His analogy of memcached with NUMA is also to the point. While memcached is at the cluster end of the spectrum, at the other end, there is a similar phenomenon with SMP systems that aren't all that symmetrical, multi-cores add another layer, and hyper-threading yet another. All of this should emphasize how complicated writing a scheduler that will do a good job of using this properly is, and that I'm not particularly thrilled at the idea of having to do it myself, when there's a number of rather clever people trying to do it in the kernel.
What really won me over to threading is the implicit I/O. I got screwed over by paging, so I fought back (wasn't going to let myself be pushed around like that!), summoning the evil powers of mlockall(). That's where it struck me that I was forfeiting virtual memory, at this point, and figured that there had to be some way that sucked less. To use multiple cores, I was already going to have to use threads (assuming workloads that need a higher level of integration than processes), so I was already exposed to sharing and synchronization, and as I was working things out, it got clearer that this was one of those things where the worst is getting from one thread to more than one. I was already in it, why not go all the way?
One of the things that didn't appeal to me in threads was getting preempted. It turns out that when you're not too greedy, you get rewarded! A single-threaded, event-driven program is very busy, because it always finds something interesting to do, and when it's really busy, it tends to exhaust its time slice. With a blocking I/O, thread-per-request design, most servers do not overrun their time slice before running into another blocking point. So in practice, the state machine that I tried so hard to implement in user-space works itself out, if I don't eat all the virtual memory space with huge stacks. With futexes, synchronization is really only expensive in case of contention, so that on a single-processor machine, it's actually just fine too! Seems ironic, but none of it would be useful without futexes and a good scheduler, both of which we only recently got.

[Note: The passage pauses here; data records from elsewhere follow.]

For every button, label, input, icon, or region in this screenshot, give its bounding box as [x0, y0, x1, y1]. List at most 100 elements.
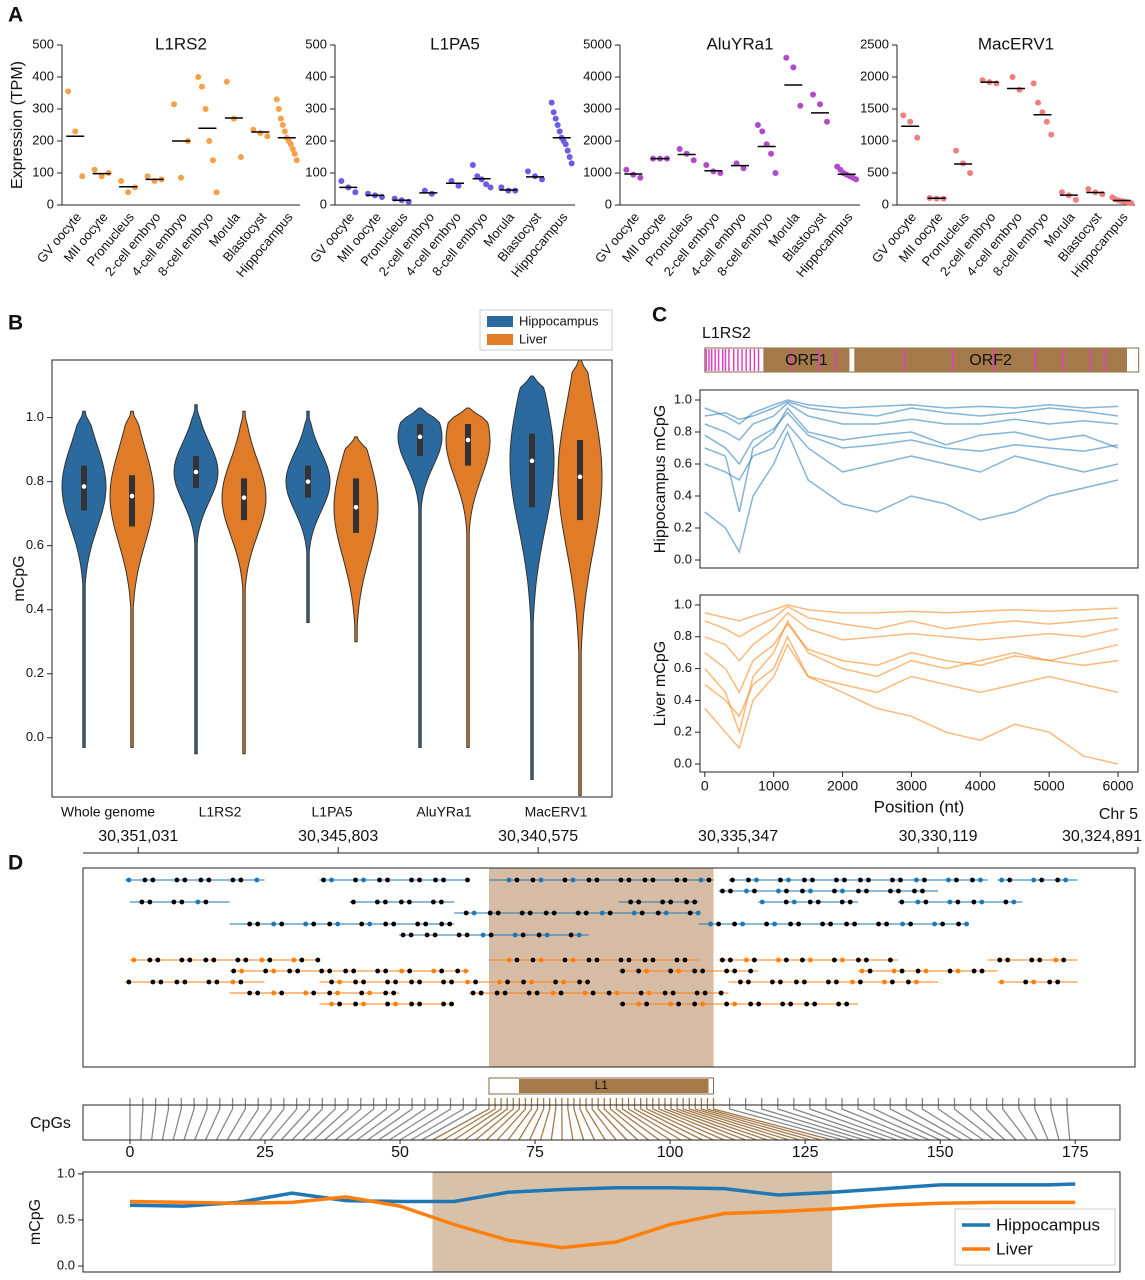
cpg-call: [1055, 979, 1061, 985]
cpg-call: [800, 957, 805, 963]
median-dot: [417, 434, 423, 440]
cpg-call: [784, 957, 789, 963]
violin: [173, 404, 219, 755]
x-tick-label: L1RS2: [199, 804, 242, 820]
orf: [854, 348, 1127, 372]
cpg-call: [770, 979, 775, 985]
cpg-call: [382, 899, 388, 905]
data-point: [554, 122, 561, 128]
cpg-call: [642, 957, 648, 963]
cpg-connector: [728, 1098, 844, 1141]
cpg-call: [923, 968, 929, 974]
data-point: [1048, 131, 1055, 138]
x-axis-label: Position (nt): [874, 797, 965, 816]
cpg-call: [441, 979, 446, 985]
cpg-call: [915, 968, 921, 974]
cpg-call: [932, 921, 937, 927]
cpg-call: [526, 990, 532, 996]
cpg-call: [947, 899, 953, 905]
x-tick-label: 175: [1062, 1144, 1089, 1161]
x-tick-label: 4000: [965, 778, 996, 794]
cpg-call: [1039, 877, 1045, 883]
read-line: [704, 619, 1119, 735]
cpg-call: [662, 990, 668, 996]
cpg-call: [409, 979, 414, 985]
y-tick-label: 0: [47, 196, 54, 211]
cpg-call: [778, 877, 783, 883]
data-point: [273, 96, 280, 103]
cpg-call: [695, 910, 701, 916]
data-point: [264, 133, 271, 140]
cpg-call: [1003, 899, 1009, 905]
data-point: [1043, 118, 1050, 125]
cpg-connector: [841, 1098, 919, 1141]
violin: [221, 410, 267, 755]
cpg-call: [752, 888, 757, 894]
cpg-call: [353, 1001, 358, 1007]
cpg-call: [802, 877, 807, 883]
cpg-call: [971, 968, 977, 974]
cpg-call: [126, 877, 132, 883]
data-point: [568, 160, 575, 167]
y-tick-label: 0.4: [674, 487, 692, 502]
cpg-connector: [603, 1098, 639, 1141]
cpg-connector: [550, 1098, 557, 1141]
chromosome-label: Chr 5: [1099, 806, 1138, 823]
cpg-call: [239, 968, 245, 974]
cpg-call: [810, 877, 815, 883]
data-point: [72, 128, 79, 135]
cpg-connector: [507, 1098, 533, 1141]
cpg-call: [439, 921, 445, 927]
x-tick-label: 5000: [1034, 778, 1065, 794]
cpg-call: [299, 957, 305, 963]
x-tick-label: L1PA5: [312, 804, 353, 820]
data-point: [817, 101, 823, 108]
cpg-connector: [140, 1098, 144, 1141]
cpg-connector: [579, 1098, 596, 1141]
cpg-call: [786, 877, 791, 883]
cpg-call: [319, 968, 325, 974]
cpg-call: [668, 899, 674, 905]
cpg-call: [431, 968, 437, 974]
cpg-connector: [291, 1098, 323, 1141]
cpg-connector: [640, 1098, 703, 1141]
cpg-call: [195, 899, 201, 905]
cpg-call: [267, 957, 273, 963]
cpg-connector: [345, 1098, 388, 1141]
cpg-connector: [453, 1098, 502, 1141]
cpg-frame: [82, 1104, 1121, 1141]
y-tick-label: 0: [605, 196, 612, 211]
cpg-call: [385, 877, 390, 883]
cpg-call: [529, 979, 534, 985]
cpg-call: [171, 899, 177, 905]
cpg-call: [636, 1001, 642, 1007]
median-dot: [193, 469, 199, 475]
cpg-call: [247, 921, 253, 927]
cpg-connector: [410, 1098, 464, 1141]
cpg-call: [728, 888, 733, 894]
violin: [557, 359, 603, 796]
cpg-call: [914, 877, 919, 883]
cpg-call: [583, 910, 589, 916]
cpg-call: [815, 899, 821, 905]
cpg-call: [158, 979, 164, 985]
y-tick-label: 0.0: [674, 551, 692, 566]
cpg-call: [834, 877, 839, 883]
cpg-call: [660, 899, 666, 905]
cpg-call: [922, 877, 927, 883]
cpg-call: [783, 899, 789, 905]
series-line: [129, 1182, 1076, 1208]
cpg-call: [329, 979, 334, 985]
cpg-call: [850, 979, 855, 985]
cpg-call: [377, 877, 382, 883]
cpg-call: [311, 990, 317, 996]
median-dot: [241, 495, 247, 500]
cpg-call: [430, 899, 436, 905]
cpg-call: [150, 877, 156, 883]
plot-frame: [82, 1171, 1121, 1273]
element-body: [518, 1079, 709, 1093]
y-tick-label: 1.0: [26, 409, 44, 424]
cpg-call: [568, 932, 574, 938]
cpg-call: [882, 979, 887, 985]
cpg-call: [383, 968, 389, 974]
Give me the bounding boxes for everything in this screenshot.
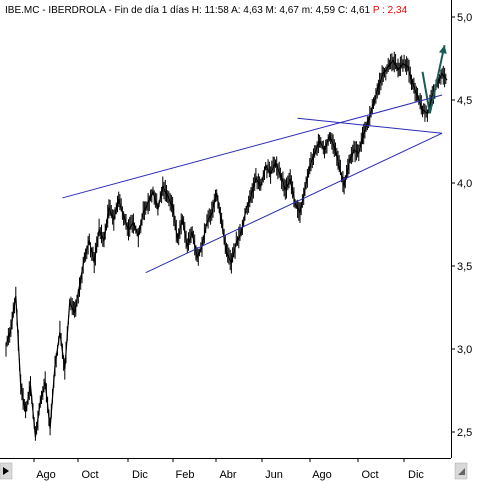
close-value: C: 4,61 — [338, 5, 371, 16]
forecast-arrow-head — [438, 45, 447, 54]
stock-name-label: IBERDROLA — [48, 5, 106, 16]
x-tick-label: Oct — [361, 469, 378, 481]
y-axis: 5,0 4,5 4,0 3,5 3,0 2,5 — [451, 12, 472, 439]
x-tick-label: Oct — [81, 469, 98, 481]
trendline — [62, 94, 443, 199]
trendlines — [62, 94, 443, 274]
period-label: Fin de día 1 días — [114, 5, 189, 16]
y-tick-label: 2,5 — [457, 427, 472, 439]
price-series — [5, 51, 448, 441]
x-tick-label: Feb — [176, 469, 195, 481]
scale-right-icon — [458, 468, 465, 475]
y-tick-label: 4,0 — [457, 178, 472, 190]
x-tick-label: Dic — [408, 469, 424, 481]
y-tick-label: 5,0 — [457, 12, 472, 24]
trendline — [145, 132, 443, 274]
percent-change: P : 2,34 — [373, 5, 408, 16]
chart-header: IBE.MC - IBERDROLA - Fin de día 1 días H… — [5, 5, 408, 16]
y-tick-label: 4,5 — [457, 95, 472, 107]
x-tick-label: Abr — [219, 469, 236, 481]
ticker-label: IBE.MC — [5, 5, 39, 16]
forecast-arrow-line — [421, 45, 446, 114]
a-value: A: 4,63 — [231, 5, 263, 16]
y-tick-label: 3,0 — [457, 344, 472, 356]
x-tick-label: Dic — [132, 469, 148, 481]
h-value: H: 11:58 — [192, 5, 229, 16]
trendline — [297, 117, 443, 134]
price-line — [5, 59, 448, 438]
x-tick-label: Ago — [36, 469, 56, 481]
x-axis: Ago Oct Dic Feb Abr Jun Ago Oct Dic — [33, 458, 424, 481]
scale-right-button[interactable] — [454, 462, 468, 480]
x-tick-label: Jun — [265, 469, 283, 481]
y-tick-label: 3,5 — [457, 261, 472, 273]
scroll-left-icon — [3, 467, 9, 475]
min-value: m: 4,59 — [302, 5, 336, 16]
x-tick-label: Ago — [312, 469, 332, 481]
max-value: M: 4,67 — [266, 5, 300, 16]
chart-header-text: IBE.MC - IBERDROLA - Fin de día 1 días H… — [5, 5, 408, 16]
forecast-arrow — [421, 45, 447, 114]
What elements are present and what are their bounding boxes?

There's still the case of CPU intensive work, which could introduce trashing between threads and reduced throughput. I haven't figured out the best way to do this yet, but it could be kept under control with something like a semaphore, perhaps? Have it set to the maximum number of CPU intensive tasks you want going, have them wait on it before doing work, post it when they're done (or when there's a good moment to yield)...
One of the great ironies of this, in my opinion, is that Java got NIO almost just in time for it to it to be obsolete, while we were doing this in C and C++ since, well, almost forever. Sun has this trick for being right, yet do it wrong, it's amazing!